American condensed matter physicist

Eva Yocheved Andrei is an American condensed matter physicist, a Distinguished Professor, and a Board of Governors Professor at Rutgers University. Her research focuses on emergent properties of matter arising from the collective behavior of many particles, especially low-dimensional phenomena under low temperatures and high magnetic fields.

==Education and training==
Andrei was born in Bucharest, Romania. She received her bachelor's degree in physics from Tel Aviv University in Israel and her Ph.D. in physics from Rutgers University in the United States. After receiving her education, she worked as a postdoctoral fellow at Bell Labs, Murray Hill NJ, and CEA Paris-Saclay.

==Career==
Andrei began her independent career in 1987 as an assistant professor at Rutgers. One of her first major contributions was establishing the existence of a Wigner solid in a 2D electron plasma. More recently she has made major contributions to the study of graphene, including the detection of ballistic transport of charge carriers and the observation of Van Hove singularity in twisted bilayer graphene. Andrei's discovery of the fractional quantum Hall effect in graphene was one of Science magazine's top ten discoveries for the year 2009. Through studying moiré patterns in twisted sheets of graphene, Andrei observed the alignment of electrons which could facilitate the use of graphene in supercomputers. Her research has also presented the possibility that graphene could be used to cool supercomputers. It has revealed new ways of making flat bands within twisted graphene, which can be used to make superlattice structures.

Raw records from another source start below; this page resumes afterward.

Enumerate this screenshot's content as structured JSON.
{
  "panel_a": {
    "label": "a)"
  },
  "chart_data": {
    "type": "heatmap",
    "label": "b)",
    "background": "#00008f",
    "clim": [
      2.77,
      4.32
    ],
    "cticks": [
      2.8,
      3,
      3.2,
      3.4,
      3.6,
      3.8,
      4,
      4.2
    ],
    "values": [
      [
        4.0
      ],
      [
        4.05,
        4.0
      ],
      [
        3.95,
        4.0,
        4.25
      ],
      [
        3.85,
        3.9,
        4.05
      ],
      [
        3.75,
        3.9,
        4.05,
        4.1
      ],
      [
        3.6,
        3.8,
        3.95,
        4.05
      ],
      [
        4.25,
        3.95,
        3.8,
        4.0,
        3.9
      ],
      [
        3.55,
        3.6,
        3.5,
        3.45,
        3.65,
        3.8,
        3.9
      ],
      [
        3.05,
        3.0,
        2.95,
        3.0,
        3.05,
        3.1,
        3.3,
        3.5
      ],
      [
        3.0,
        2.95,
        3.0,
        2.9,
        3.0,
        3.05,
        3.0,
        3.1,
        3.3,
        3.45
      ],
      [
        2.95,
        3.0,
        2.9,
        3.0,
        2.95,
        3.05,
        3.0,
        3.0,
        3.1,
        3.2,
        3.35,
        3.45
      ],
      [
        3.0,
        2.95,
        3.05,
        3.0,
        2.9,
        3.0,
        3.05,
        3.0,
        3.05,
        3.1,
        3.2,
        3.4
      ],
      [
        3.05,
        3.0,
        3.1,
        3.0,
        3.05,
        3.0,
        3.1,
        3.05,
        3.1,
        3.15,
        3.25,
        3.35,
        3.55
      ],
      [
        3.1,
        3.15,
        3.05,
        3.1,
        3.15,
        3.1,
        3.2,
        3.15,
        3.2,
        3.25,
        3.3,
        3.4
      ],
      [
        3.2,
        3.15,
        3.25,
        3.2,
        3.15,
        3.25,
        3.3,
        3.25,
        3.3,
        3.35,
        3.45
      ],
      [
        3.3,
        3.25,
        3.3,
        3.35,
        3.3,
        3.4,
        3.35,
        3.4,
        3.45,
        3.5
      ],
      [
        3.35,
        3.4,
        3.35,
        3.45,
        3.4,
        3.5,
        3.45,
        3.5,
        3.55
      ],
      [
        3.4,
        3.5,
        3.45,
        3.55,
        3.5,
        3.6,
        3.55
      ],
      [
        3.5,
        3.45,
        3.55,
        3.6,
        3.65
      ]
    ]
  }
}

Eva Andrei received the Society of Physics Students Outstanding Teaching Award in 2014. As of January 2024, Andrei still facilitates research through Rutgers and as a postdoctoral fellow at Bell Labs. This includes experimental research on the systems of reduced dimensionality at high magnetic fields and low temperatures. This research has led to many discoveries in the field of superconductivity, charge density waves, and magnetism.

== Selected publications ==
- Du, Xu (2008). "Approaching ballistic transport in suspended graphene"
- Li, Guohong (2009). "Scanning Tunneling Spectroscopy of Graphene on Graphite"
- Du, Xu (2009). "Fractional quantum Hall effect and insulating phase of Dirac electrons in graphene"
- Li, Guohong (2010). "Observation of Van Hove singularities in twisted graphene layers"
- Luican, A. (2011). "Single-Layer Behavior and Its Breakdown in Twisted Graphene Layers"

==Awards and honors==
- 2010 - Fellow of the American Association for the Advancement of Science
- 2012 - Fellow of the American Academy of Arts and Sciences
- 2013 - Fellow of the National Academy of Sciences
- 2014 - Society of Physics Students Outstanding Teaching Award
- 2020 - Fellow of the American Physical Society
- 2021 - Rutgers University Trustees Award for Excellence in Research
- 2021 - French CEA medal of physics
- 2023 - Mildred Dresselhaus Prize in Nanoscience and Nanomaterials.
- 2026 - Kavli Prize in the category of "Nanoscience".